Efectivamente, há biografias de Salazar e Marcelo Caetano,
relatos e cronologias desse período histórico
- que primam por historiar a
polícia política e os torcionários, no “interland”
temporal de um quotidiano amável e simpático (pretendendo suavizar as
brutalidades, humanizar os responsáveis, escondendo as causas, omitindo a carga
ideológica do percurso histórico, arvorando o bem do passado por oposição ao
mal do presente).
Uma das preocupações destes autores, num intuito de
desideoligização, é de tentar fazer passar que a ditadura de Salazar não era
fascista (sendo antes um regime autoritário, musculado, muito longe de fascismo
italiano ou alemão).
Porém, na verdade o “Estatuto do Trabalho Nacional” (como os
documentos congéneres de Franco, Petain, entre outros) inspira-se na lei
idêntica de Mussolini (a “Carta del Lavoro”)
- na pretensão de decretar uma
“paz social”, de reduzir os sindicatos à obediência (a par da corporativização
da actividade económica).
À semelhança das congéneres alemã e italiana, foi
criada -
para enfrentar a “ameaça” comunista
- a Legião Portuguesa (corpo
armado e uniformizado, que, depois dos ímpetos iniciais, veria truncada a sua
autonomia e seria subordinada à cadeia do comando militar).
Por outro lado, assistir-se-ia à
extinção dos partidos políticos, por imposição oficial: com a pressão
ditatorial sobre Ramada Curto para assinar a auto-dissolução do PS (1933) e a
fuga para a luta clandestina por parte do PCP. Por sua vez, a ditadura criava a
União Nacional (a grande ganhadora das eleições encenadas, e a única
concorrente às eleições na maior parte das vezes: realidades que encontramos,
para além das ditaduras alemã e italiana, também nas ditaduras coevas da
Áustria, da Polónia, da Grécia, da Hungria, de Espanha (tendo como Presidentes,
todas, oficiais generais): ditaduras que encontraríamos igualmente, na França
(de Petain), na Roménia, na Croácia e na Eslováquia.
Seguindo o modelo fascizante,
Salazar criaria a censura permanente a todas as publicações (em regra exercida
por militares, como nas outras ditaduras) -
e que Salazar justificava com a necessidade de «antes de tudo evitar
preventivamente que os meios de publicidade causem dano social».

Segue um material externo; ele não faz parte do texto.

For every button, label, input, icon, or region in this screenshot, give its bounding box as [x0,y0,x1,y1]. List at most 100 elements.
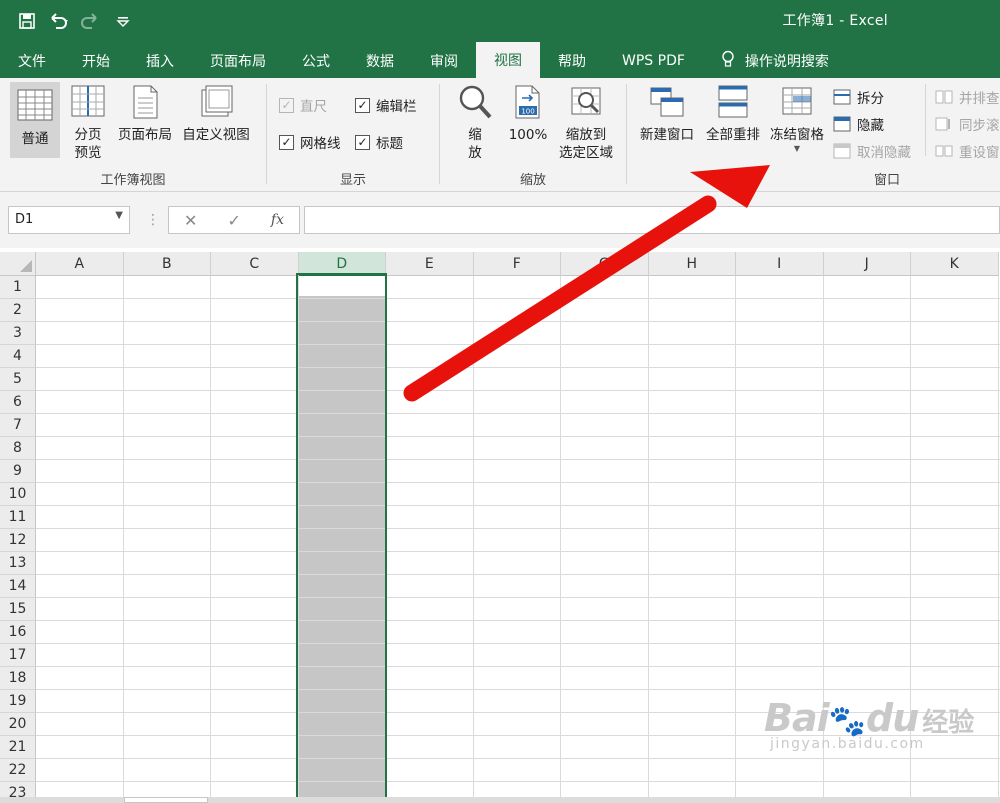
gridlines-checkbox[interactable]: ✓ 网格线 [279,131,341,153]
group-zoom: 缩 放 100 100% 缩放到 选定区域 缩放 [440,78,626,192]
row-header-9[interactable]: 9 [0,460,36,483]
new-window-label: 新建窗口 [640,127,694,143]
custom-views-icon [201,85,233,117]
unhide-button[interactable]: 取消隐藏 [833,140,911,162]
hide-button[interactable]: 隐藏 [833,113,884,135]
row-gridline [36,643,1000,644]
column-header-h[interactable]: H [648,252,736,276]
row-header-14[interactable]: 14 [0,575,36,598]
zoom-100-button[interactable]: 100 100% [504,82,552,144]
column-header-j[interactable]: J [823,252,911,276]
selection-border [296,273,387,803]
horizontal-scrollbar[interactable] [0,797,1000,803]
row-header-1[interactable]: 1 [0,276,36,299]
row-header-8[interactable]: 8 [0,437,36,460]
custom-views-button[interactable]: 自定义视图 [178,82,254,144]
row-header-20[interactable]: 20 [0,713,36,736]
row-header-10[interactable]: 10 [0,483,36,506]
row-header-21[interactable]: 21 [0,736,36,759]
tab-view[interactable]: 视图 [476,42,540,78]
column-header-i[interactable]: I [736,252,824,276]
scrollbar-thumb[interactable] [124,797,208,803]
page-layout-view-button[interactable]: 页面布局 [114,82,176,144]
tab-data[interactable]: 数据 [348,44,412,78]
save-icon[interactable] [14,8,40,34]
column-gridline [122,276,124,803]
row-header-6[interactable]: 6 [0,391,36,414]
reset-position-label: 重设窗 [959,145,1000,161]
row-header-19[interactable]: 19 [0,690,36,713]
zoom-button[interactable]: 缩 放 [454,82,496,162]
synchronous-scrolling-button[interactable]: 同步滚 [935,113,1000,135]
redo-icon[interactable] [78,8,104,34]
row-header-17[interactable]: 17 [0,644,36,667]
row-header-15[interactable]: 15 [0,598,36,621]
sync-scroll-label: 同步滚 [959,118,1000,134]
tab-help[interactable]: 帮助 [540,44,604,78]
ribbon-view: 普通 分页 预览 页面布局 自定义视图 工作簿视图 ✓ 直尺 ✓ 编辑栏 ✓ 网… [0,78,1000,192]
formula-input[interactable] [304,206,1000,234]
insert-function-button[interactable]: fx [271,212,284,228]
select-all-button[interactable] [0,252,36,276]
name-box[interactable]: D1 ▼ [8,206,130,234]
reset-window-position-button[interactable]: 重设窗 [935,140,1000,162]
row-header-22[interactable]: 22 [0,759,36,782]
column-header-k[interactable]: K [911,252,999,276]
row-header-3[interactable]: 3 [0,322,36,345]
row-gridline [36,574,1000,575]
watermark-logo: Bai [764,696,830,740]
freeze-panes-button[interactable]: 冻结窗格 ▼ [765,82,829,154]
row-gridline [36,298,1000,299]
subgroup-divider [925,84,926,156]
cancel-icon[interactable]: ✕ [184,211,197,230]
column-gridline [735,276,736,803]
column-header-f[interactable]: F [473,252,561,276]
tell-me-search[interactable]: 操作说明搜索 [703,44,847,78]
ruler-checkbox[interactable]: ✓ 直尺 [279,94,327,116]
checkmark-icon: ✓ [355,97,370,113]
headings-checkbox[interactable]: ✓ 标题 [355,131,403,153]
row-header-4[interactable]: 4 [0,345,36,368]
row-header-16[interactable]: 16 [0,621,36,644]
tab-formulas[interactable]: 公式 [284,44,348,78]
zoom-label-1: 缩 [468,127,482,143]
tab-insert[interactable]: 插入 [128,44,192,78]
view-side-by-side-button[interactable]: 并排查 [935,86,1000,108]
row-header-2[interactable]: 2 [0,299,36,322]
zoom-to-selection-button[interactable]: 缩放到 选定区域 [554,82,618,162]
side-by-side-label: 并排查 [959,91,1000,107]
undo-icon[interactable] [46,8,72,34]
formula-bar-checkbox[interactable]: ✓ 编辑栏 [355,94,417,116]
arrange-all-button[interactable]: 全部重排 [701,82,765,144]
row-header-11[interactable]: 11 [0,506,36,529]
customize-icon[interactable] [110,8,136,34]
tab-page-layout[interactable]: 页面布局 [192,44,284,78]
split-icon [833,89,851,105]
page-break-preview-button[interactable]: 分页 预览 [64,82,112,162]
tab-home[interactable]: 开始 [64,44,128,78]
side-by-side-icon [935,90,953,104]
row-header-5[interactable]: 5 [0,368,36,391]
new-window-button[interactable]: 新建窗口 [635,82,699,144]
row-header-13[interactable]: 13 [0,552,36,575]
column-gridline [472,276,474,803]
row-header-12[interactable]: 12 [0,529,36,552]
column-header-c[interactable]: C [211,252,299,276]
column-header-b[interactable]: B [123,252,211,276]
zoom-100-icon-text: 100 [521,108,534,116]
normal-view-button[interactable]: 普通 [10,82,60,158]
split-button[interactable]: 拆分 [833,86,884,108]
group-label-zoom: 缩放 [519,173,546,188]
tab-file[interactable]: 文件 [0,44,64,78]
enter-icon[interactable]: ✓ [227,211,240,230]
column-header-e[interactable]: E [386,252,474,276]
column-header-a[interactable]: A [36,252,124,276]
row-header-18[interactable]: 18 [0,667,36,690]
column-header-g[interactable]: G [561,252,649,276]
row-header-7[interactable]: 7 [0,414,36,437]
name-box-dropdown-icon[interactable]: ▼ [115,210,123,221]
tab-wps-pdf[interactable]: WPS PDF [604,44,703,78]
tab-review[interactable]: 审阅 [412,44,476,78]
watermark-cn: 经验 [922,708,975,738]
window-title: 工作簿1 - Excel [782,13,888,29]
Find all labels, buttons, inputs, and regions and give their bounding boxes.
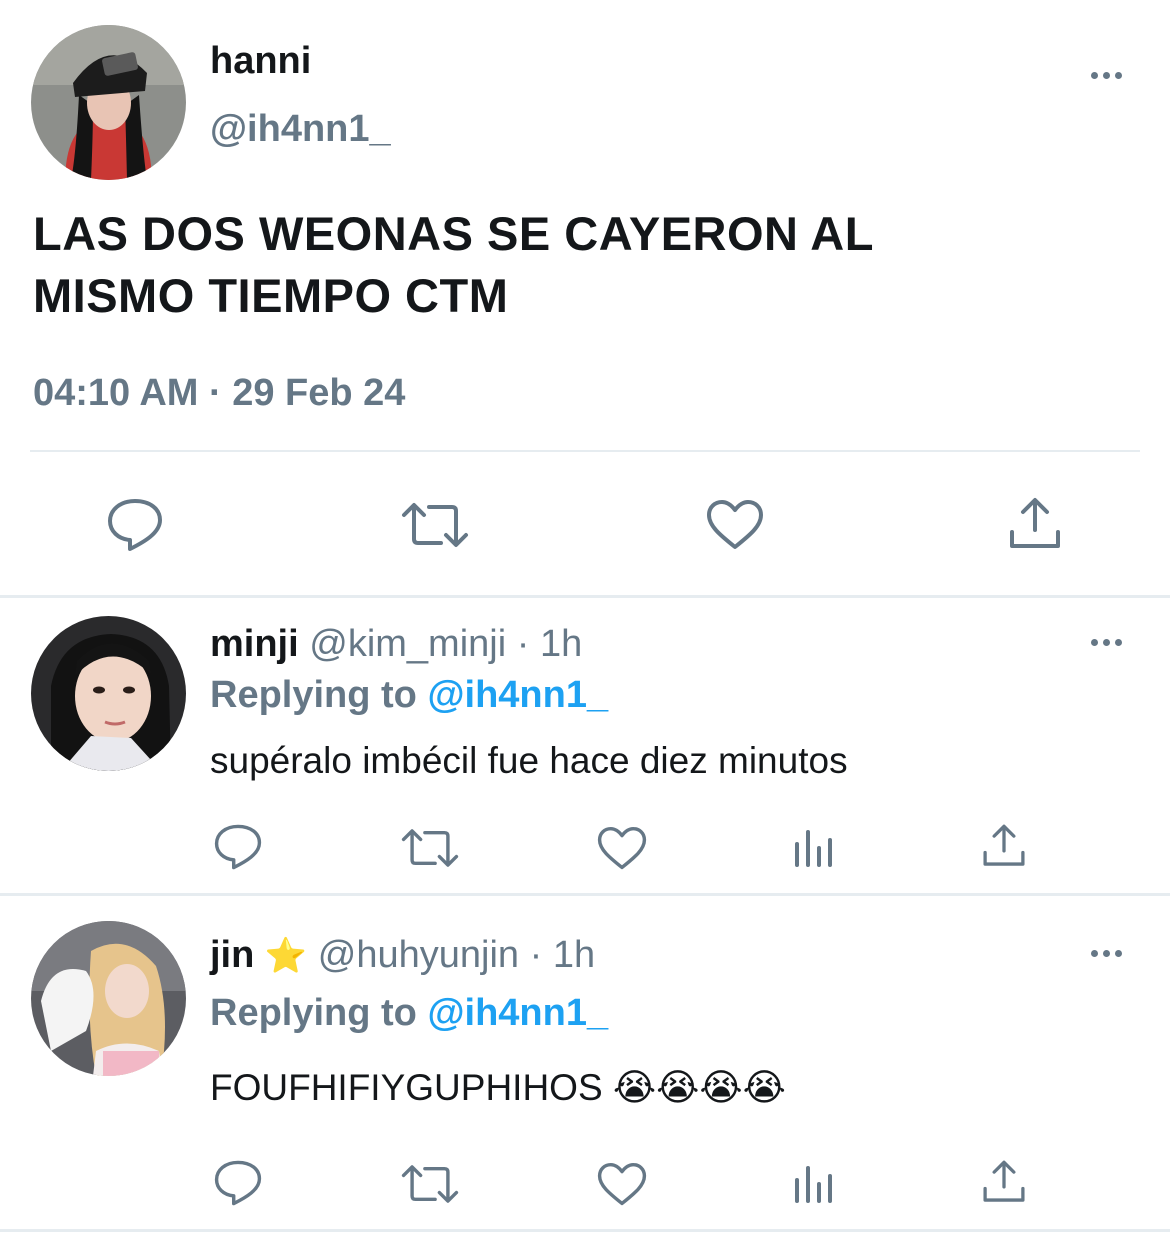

Embora uma recente biografia de
Salazar procure fazer depreender uma
adesão entusiástica do povo, a natureza moderada do nacionalismo português e a
selecção criteriosa das elites governantes, a verdade é que assistíramos às
aparatosas manifestações organizadas e mobilizadas por legionários e caciques (mercê
de uma intensa propaganda oficial), a uma legislação colonial que oprimia os
“indígenas” africanos, a uma selecção ideológica dos governantes (todos fiéis
ao regime), à onda de perseguição (com demissão compulsiva) aos Professores
Universitários democratas, à vaga de repressão dos movimentos de trabalhadores
do campo e das fábricas, bem como à prisão de milhares de pessoas, sujeitas à
tortura e até à morte: tornando-se elucidativo que o regime político se
inscrevia numa ditadura fascista (embora certos autores tentem fazer acreditar
de que a violência política era moderada
- sendo o regime autoritário e
não totalitário).
Porém, é que a realidade era
outra: o medo generalizado da população, a intimidatória rede de agentes da
Polícia Política (6 milhões de portugueses com ficha na PIDE), dezenas de
milhar de presos políticos (em Caxias, Aljube, Angra de Heroísmo, Peniche, na
Sede da PIDE, em Machawa (Moçambique), S. Nicolau (Angola), Tarrafal (Cabo
Verde); como poderão omitir a memória ?)
Afinal, como podem os Homens
conscientes, que reflectem, agem, criam, investigam, educam, formam, ser
indiferentes à opressão, às tensões, às injustiças, às banalidades, ao mundo
que as envolve, como se vivessem numa “torre de marfim”?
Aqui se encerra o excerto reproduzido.